Als äußerst irritierend empfinde ich den Artikel der Autorin Susanne Görke, die entscheidende Hinweise unterschlägt, womit das Weltbild der Hethiter verzerrt, ja beinahe begrüßenswert fortschrittlich und tolerant dargestellt wird, ein Umstand, den die Autorin doch sicherlich nicht beabsichtigt hatte, bemerkt sie doch, dass die Hethiter Eroberer waren. Das bedeutet konkret: Krieg und Unterdrückung der Hattier, der nicht indoeuropäischen und nicht semitischen Urbevölkerung Anatoliens. Schmerzlich fehlt ihre Erwähnung. Bereits vor hethitischer Zeit wurde ihre Kultur von den Assyrern überformt, und diese waren es, die den Wettergott zuerst nach Anatolien mitbrachten. Die ersten hattischen, frühpatriarchalen Königreiche integrierten ihn, jedoch war er der hattischen Sonnengöttin nachgestellt.

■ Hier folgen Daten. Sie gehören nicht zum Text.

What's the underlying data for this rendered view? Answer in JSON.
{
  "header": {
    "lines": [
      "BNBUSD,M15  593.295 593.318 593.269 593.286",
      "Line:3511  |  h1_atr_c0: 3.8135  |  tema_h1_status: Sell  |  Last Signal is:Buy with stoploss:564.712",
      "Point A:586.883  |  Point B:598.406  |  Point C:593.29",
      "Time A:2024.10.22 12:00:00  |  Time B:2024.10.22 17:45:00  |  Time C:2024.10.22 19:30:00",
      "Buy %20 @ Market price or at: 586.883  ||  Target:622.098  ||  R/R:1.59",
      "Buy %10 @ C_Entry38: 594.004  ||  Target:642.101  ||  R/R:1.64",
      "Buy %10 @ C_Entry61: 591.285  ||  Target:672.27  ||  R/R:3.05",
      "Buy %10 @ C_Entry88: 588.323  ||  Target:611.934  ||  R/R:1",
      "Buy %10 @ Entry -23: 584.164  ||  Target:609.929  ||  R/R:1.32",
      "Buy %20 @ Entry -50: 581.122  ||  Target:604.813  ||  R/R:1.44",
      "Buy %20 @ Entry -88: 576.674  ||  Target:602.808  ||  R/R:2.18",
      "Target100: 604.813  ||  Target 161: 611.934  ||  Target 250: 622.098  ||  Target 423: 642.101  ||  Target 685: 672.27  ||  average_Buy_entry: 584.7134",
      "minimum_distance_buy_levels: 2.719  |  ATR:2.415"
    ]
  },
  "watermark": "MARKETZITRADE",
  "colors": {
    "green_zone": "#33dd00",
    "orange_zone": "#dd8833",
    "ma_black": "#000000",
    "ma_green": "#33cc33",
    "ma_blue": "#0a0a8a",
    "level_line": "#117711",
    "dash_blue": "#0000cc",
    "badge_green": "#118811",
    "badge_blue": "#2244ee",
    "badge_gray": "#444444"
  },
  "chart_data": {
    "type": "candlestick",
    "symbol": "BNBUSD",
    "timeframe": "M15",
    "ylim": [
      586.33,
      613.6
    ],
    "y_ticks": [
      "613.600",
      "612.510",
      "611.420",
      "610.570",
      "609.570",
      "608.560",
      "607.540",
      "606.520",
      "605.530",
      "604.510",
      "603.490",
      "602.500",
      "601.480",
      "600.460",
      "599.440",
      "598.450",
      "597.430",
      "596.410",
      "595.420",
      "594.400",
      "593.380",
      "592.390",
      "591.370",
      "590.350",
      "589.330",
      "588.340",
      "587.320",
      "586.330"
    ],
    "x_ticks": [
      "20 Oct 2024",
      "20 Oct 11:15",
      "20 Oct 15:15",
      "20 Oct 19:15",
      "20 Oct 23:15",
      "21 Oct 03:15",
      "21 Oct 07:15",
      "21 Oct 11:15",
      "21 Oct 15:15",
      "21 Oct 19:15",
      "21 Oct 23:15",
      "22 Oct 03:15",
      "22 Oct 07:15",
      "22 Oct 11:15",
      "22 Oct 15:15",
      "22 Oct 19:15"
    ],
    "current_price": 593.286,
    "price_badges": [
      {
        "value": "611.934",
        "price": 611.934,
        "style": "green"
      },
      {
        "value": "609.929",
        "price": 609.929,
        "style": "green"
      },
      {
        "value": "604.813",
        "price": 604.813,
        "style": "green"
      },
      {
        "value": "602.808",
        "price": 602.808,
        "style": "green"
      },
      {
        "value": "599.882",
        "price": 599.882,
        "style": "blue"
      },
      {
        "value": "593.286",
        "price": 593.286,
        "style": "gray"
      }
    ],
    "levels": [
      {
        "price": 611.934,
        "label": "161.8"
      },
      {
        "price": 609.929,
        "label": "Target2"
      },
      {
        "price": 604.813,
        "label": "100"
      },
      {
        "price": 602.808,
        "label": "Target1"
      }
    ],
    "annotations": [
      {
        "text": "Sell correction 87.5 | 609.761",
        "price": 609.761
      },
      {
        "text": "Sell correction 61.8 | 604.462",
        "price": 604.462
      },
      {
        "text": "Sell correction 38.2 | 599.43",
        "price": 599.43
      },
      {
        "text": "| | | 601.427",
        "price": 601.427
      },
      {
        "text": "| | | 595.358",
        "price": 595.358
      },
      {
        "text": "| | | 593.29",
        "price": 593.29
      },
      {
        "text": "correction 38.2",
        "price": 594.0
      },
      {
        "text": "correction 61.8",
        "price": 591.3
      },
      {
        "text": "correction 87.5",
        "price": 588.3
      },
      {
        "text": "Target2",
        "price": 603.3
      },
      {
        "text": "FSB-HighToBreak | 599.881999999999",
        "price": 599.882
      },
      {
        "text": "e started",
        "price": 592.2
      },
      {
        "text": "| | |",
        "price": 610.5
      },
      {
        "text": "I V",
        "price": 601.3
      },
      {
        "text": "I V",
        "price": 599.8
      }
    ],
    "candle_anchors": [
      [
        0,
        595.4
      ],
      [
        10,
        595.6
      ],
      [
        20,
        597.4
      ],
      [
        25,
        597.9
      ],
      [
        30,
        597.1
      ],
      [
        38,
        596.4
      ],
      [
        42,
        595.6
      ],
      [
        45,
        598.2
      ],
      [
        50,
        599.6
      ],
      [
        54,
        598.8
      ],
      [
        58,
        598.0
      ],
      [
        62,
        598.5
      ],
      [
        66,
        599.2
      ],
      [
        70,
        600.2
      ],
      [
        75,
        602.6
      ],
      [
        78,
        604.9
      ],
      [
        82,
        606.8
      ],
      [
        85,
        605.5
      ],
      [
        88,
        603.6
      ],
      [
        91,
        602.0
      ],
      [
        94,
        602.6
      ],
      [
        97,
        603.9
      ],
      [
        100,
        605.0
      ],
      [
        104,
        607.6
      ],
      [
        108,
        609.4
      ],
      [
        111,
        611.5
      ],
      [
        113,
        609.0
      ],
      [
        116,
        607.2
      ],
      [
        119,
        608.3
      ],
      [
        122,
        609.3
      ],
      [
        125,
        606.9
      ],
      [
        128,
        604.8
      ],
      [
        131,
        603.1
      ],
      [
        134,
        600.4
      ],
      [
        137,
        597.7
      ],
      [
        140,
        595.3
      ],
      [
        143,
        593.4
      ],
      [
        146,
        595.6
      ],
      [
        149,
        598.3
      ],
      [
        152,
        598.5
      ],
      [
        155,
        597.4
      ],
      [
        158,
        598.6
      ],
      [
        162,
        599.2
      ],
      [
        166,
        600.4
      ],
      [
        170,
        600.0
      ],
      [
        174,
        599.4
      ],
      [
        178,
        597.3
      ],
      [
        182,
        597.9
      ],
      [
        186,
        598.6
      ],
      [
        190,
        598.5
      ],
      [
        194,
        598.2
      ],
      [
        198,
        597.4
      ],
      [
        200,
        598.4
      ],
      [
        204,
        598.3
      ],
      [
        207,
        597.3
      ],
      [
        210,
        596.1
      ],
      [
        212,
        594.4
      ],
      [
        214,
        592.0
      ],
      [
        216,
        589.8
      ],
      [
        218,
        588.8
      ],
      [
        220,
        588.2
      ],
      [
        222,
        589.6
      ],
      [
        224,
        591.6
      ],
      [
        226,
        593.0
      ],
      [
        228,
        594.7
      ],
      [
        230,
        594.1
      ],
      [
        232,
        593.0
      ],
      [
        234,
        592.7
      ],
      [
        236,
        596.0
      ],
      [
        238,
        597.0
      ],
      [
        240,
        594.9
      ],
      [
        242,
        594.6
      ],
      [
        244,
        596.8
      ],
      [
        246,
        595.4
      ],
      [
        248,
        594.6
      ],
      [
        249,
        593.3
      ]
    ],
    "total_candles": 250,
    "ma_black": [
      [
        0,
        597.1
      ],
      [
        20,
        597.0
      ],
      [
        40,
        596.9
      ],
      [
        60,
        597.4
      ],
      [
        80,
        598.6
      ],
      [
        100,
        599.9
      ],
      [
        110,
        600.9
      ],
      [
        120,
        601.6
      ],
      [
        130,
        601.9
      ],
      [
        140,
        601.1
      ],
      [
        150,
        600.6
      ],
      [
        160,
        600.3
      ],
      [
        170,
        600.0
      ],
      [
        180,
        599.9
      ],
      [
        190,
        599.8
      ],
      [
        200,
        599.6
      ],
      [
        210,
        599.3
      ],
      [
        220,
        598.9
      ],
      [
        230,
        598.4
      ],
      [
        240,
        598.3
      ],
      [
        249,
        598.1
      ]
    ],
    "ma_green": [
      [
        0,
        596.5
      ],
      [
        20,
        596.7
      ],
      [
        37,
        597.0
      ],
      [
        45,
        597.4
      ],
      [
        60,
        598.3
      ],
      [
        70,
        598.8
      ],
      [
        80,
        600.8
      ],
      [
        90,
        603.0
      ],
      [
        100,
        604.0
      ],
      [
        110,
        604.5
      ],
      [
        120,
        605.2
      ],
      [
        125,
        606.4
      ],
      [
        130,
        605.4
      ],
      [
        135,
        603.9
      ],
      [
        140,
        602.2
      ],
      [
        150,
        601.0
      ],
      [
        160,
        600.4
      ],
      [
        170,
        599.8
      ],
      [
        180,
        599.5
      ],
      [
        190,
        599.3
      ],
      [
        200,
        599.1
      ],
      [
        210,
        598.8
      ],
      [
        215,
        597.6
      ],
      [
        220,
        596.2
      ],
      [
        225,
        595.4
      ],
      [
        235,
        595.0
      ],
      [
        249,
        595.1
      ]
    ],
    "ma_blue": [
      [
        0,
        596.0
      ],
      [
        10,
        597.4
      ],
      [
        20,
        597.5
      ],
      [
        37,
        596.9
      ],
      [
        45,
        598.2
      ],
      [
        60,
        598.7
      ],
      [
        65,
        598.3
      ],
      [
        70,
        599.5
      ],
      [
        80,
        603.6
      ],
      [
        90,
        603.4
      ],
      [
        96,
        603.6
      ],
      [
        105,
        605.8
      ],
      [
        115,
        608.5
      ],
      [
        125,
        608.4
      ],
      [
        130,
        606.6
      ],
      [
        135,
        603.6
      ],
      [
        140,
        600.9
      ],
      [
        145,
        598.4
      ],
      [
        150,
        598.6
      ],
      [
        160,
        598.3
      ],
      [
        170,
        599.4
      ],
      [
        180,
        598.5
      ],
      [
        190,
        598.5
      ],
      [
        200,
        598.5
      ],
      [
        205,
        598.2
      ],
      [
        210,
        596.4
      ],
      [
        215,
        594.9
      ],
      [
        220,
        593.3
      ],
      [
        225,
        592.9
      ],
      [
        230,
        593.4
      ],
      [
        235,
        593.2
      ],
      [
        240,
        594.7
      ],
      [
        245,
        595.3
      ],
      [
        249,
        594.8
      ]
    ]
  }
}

Sie hieß sicherlich einst namenlos, „Sonne“, mit den Assyrern erhielt sie jedoch den an die mesopotamische Ishtar erinnernden Namen Ishtanu. Als „Sonne“ war sie ursprünglich alleinregierende Große Göttin wie Inanna in Sumer und integrierte das Oben und das Unten in ihrer einen Gestalt. Als „Sonnengöttin von Arinna“ (Arinna bedeutet „Brunnen“) war sie wie unsere Holda/Frau Holle ursprünglich Wettermacherin und wurde auf Bergen verehrt. Noch ihre hethitische Ausformung Eshtan war nach HAAS (1994, 133) in frühhethitischer Zeit „Sonnengöttin des Himmels“ und als Nachtsonne Unterweltsgöttin. Die indoeuropäischen Hethiter brachten jedoch eine typische Steppenreligion mit, zu der kein Wettergott gehörte, sondern eine Triade aus Sonnengott, Kriegsgott und Muttergöttin. Eigenartig, dass die Autorin dies nicht berücksichtigt, stattdessen den Wettergott als hethitischen Import darstellt. Wie KLINGER (1996, 141 ff.) bereits festgestellt hat, ist der hethitische Sonnengott stets blass geblieben. Die Unterscheidung einer Sonnengöttin als Unterweltsgötttin und eines Sonnengottes des Himmels, wie es HAAS/KOCH (2011, 223) später postulieren, ist nicht haltbar, weil ein starker, männlicher Sonnengott dem Wettergott Konkurrenz gemacht hätte. Denn dieser Wettergott wurde von der Priesterschaft immer weiter aufgebläht, seine Alleinherrschaft wurde angestrebt, wie in allen patriarchalen Religionen. Entsprechend war der Sonnengott des Himmels, wie SCHWEMER (2006, 252) es nachweisen konnte, niemand anderes als der vergöttlichte Herrscher, ein lebendiger Mensch.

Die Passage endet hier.